Поколение пустыни. Москва — Вильно — Тель-Авив — Иерусалим — страница 90 из 108

Америка и Япония втягиваются в войну, Россия тоже.


23.10.40

Здесь был устроен «питательный съезд» в связи с проблемами питания, которое обеспечить стало очень сложно, и в связи с войной. Я бывала часто на этих заседаниях в доме Штраус[776]. Съехалось много людей нашей профессии. Иногда знакомые из других городов приходили ко мне на обед или чай и высмеивали меня за то, что я не специалистка по суррогатам питания.

Кроме всех кризисов, военных, денежных и продуктовых, есть еще одно явление, связанное с войной: вся полоса вблизи моря, от улицы Алленби до Яркона, превратилась в солдатские трактиры, которые называются «пундаки», также притоны и публичные дома; вечером туда небезопасно ходить: пьяные проститутки, даже драки и крики. Я избегаю ходить в эти районы, потому что даже днем встречи с английскими и польскими пьяными солдатами неприятны.


27.11.40

Мне удалось детей, Рут и Эли, уговорить взять кое-какую мебель для их комнаты. Каждый раз, когда я к ним приезжала, я бывала подавлена их халатностью в вопросах быта. Их комната выглядела более чем неуютной, и в такой обстановке растет ребенок. Какую любовь к своему углу можно ему привить? Они всегда отказывались принять от нас что-нибудь под тем предлогом, что это создает неравенство в кибуце.
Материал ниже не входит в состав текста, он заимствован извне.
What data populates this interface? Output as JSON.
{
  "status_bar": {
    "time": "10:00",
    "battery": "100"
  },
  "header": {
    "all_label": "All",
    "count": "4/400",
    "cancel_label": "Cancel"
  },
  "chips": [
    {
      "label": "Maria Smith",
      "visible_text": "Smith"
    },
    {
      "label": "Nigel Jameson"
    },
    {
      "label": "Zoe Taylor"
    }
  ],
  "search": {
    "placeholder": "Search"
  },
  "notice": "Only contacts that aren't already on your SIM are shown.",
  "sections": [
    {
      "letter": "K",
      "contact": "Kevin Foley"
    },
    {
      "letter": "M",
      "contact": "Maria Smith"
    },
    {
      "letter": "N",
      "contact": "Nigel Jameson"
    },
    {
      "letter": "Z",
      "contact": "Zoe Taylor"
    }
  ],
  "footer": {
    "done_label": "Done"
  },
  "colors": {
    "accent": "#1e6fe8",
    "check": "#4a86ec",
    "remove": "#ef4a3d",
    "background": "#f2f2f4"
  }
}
На этот раз они поставили вопрос на общее собрание или на заседание квартирной комиссии (которая называется «справедливость и честность» — «цедек ви-йошер»), и было решено принципиально, так как время тяжелое, и у кибуца нет возможности улучшать бытовые условия жизни, брать у родных мебель, радио, все, что дают. Правда, что все это в пределах одной и очень маленькой комнаты: кровать, шкаф, покрывало на кровать, стол со скатертью, пара стульев. Приехал Эли, погрузил их в повозку, вещи не роскошные, бывшая комната Рут, — и повез все в кибуц. Я дала для Цви еще келим, столик и стульчик, пару детских картинок на стенку в его «уголке» и небольшой шкафчик для игрушек. Все это, и электрическая лампа на стол с бумажным абажуром, должно немного скрасить их жизнь.

Я читаю книги старого московского профессора Минора о диете умственных работников, о лечении нервных болезней и проч.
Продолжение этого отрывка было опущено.